Similarly, the roles of designers and marketers, are getting more sharpened for business, with teams working in agile sprints and using project management tools that were earlier not associated with creative roles.
“Designers becoming more data-oriented, is a natural evolution. As is for marketers, who're becoming more hands-on with design. Tools in adjacent spaces, help us move higher in our career, as we own more responsibilities. Over time, there will be people whose daily job is to use CreativeOps softwares like Rocketium. We've already seen this in other emerging areas, like marketing automation and sales operations,” says Sirur.
The CreativeOps revolution has already begun, and there’s only one question that remains.
The future of CreativeOps is here. Adapt or stagnate?
What’s fundamentally changed in marketing today, is that every brand is always out there.
“Whatever you do or don’t do, is your brand’s presence – either refreshing your brand regularly or being stagnant. Everywhere you look, that's the marketing campaign of a brand, and it’s always alive, always present,” says Dwivedi.
Brands that are serious about how they communicate with their audiences, are the ones to invest in CreativeOps software. And ideally, this is every enterprise.
“CreativeOps platforms like Rocketium, will become the default for people, who need to continuously think about customer communication daily,” says Sirur.
Armed with automated production, creative operations and powerful analytics, teams will start having answers to many unknowns. These answers will then translate into powerful and streamlined CreativeOps that efficiently brings together existing teams, processes and tools.

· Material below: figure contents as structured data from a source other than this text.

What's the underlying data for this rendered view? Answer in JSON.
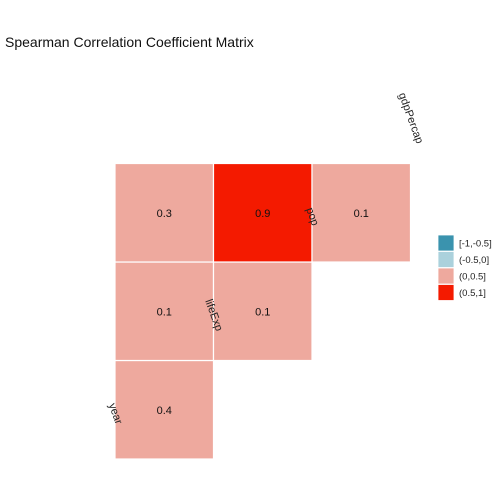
{
  "chart_data": {
    "type": "heatmap",
    "title": "Spearman Correlation Coefficient Matrix",
    "variables": [
      "year",
      "lifeExp",
      "pop",
      "gdpPercap"
    ],
    "cells": [
      {
        "row": "lifeExp",
        "col": "year",
        "value": 0.4,
        "label": "0.4",
        "bin": 2
      },
      {
        "row": "pop",
        "col": "year",
        "value": 0.1,
        "label": "0.1",
        "bin": 2
      },
      {
        "row": "pop",
        "col": "lifeExp",
        "value": 0.1,
        "label": "0.1",
        "bin": 2
      },
      {
        "row": "gdpPercap",
        "col": "year",
        "value": 0.3,
        "label": "0.3",
        "bin": 2
      },
      {
        "row": "gdpPercap",
        "col": "lifeExp",
        "value": 0.9,
        "label": "0.9",
        "bin": 3
      },
      {
        "row": "gdpPercap",
        "col": "pop",
        "value": 0.1,
        "label": "0.1",
        "bin": 2
      }
    ],
    "legend": {
      "position": "right",
      "entries": [
        {
          "label": "[-1,-0.5]",
          "color": "#3A93AE"
        },
        {
          "label": "(-0.5,0]",
          "color": "#ABD1DC"
        },
        {
          "label": "(0,0.5]",
          "color": "#EEA99E"
        },
        {
          "label": "(0.5,1]",
          "color": "#F41A00"
        }
      ]
    }
  }
}
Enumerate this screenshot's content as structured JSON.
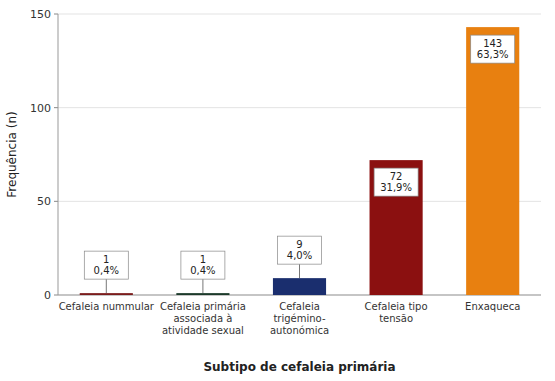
{
  "chart_data": {
    "type": "bar",
    "categories": [
      "Cefaleia nummular",
      "Cefaleia primária\nassociada à\natividade sexual",
      "Cefaleia\ntrigémino-\nautonómica",
      "Cefaleia tipo\ntensão",
      "Enxaqueca"
    ],
    "values": [
      1,
      1,
      9,
      72,
      143
    ],
    "value_labels": [
      "1\n0,4%",
      "1\n0,4%",
      "9\n4,0%",
      "72\n31,9%",
      "143\n63,3%"
    ],
    "data_labels": true,
    "colors": [
      "#7B1C1C",
      "#1B3A2A",
      "#1A2E6E",
      "#8B1010",
      "#E88010"
    ],
    "xlabel": "Subtipo de cefaleia primária",
    "ylabel": "Frequência (n)",
    "ylim": [
      0,
      150
    ],
    "yticks": [
      0,
      50,
      100,
      150
    ],
    "grid": true
  }
}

“Startups in the CreativeOps space, will start as creative enablers and then expand to adjacent areas of asset management and workflows. The big unlock will be in creating visibility into how consumers engage with the content. By leveraging products like Rocketium that already solve for the entire CreativeOps journey for top global enterprises, there’s nothing that can stop brands from unlocking growth at an unprecedented scale,” says consumer strategist and investor Sajith Pai, from Blume Ventures.
And, this revolution is inevitable. As Dwivedi puts it, “Marketing and design tech will eventually hit a ceiling, unless the glue which is CreativeOps makes enterprise communication a truly integrated and limitless ecosystem.”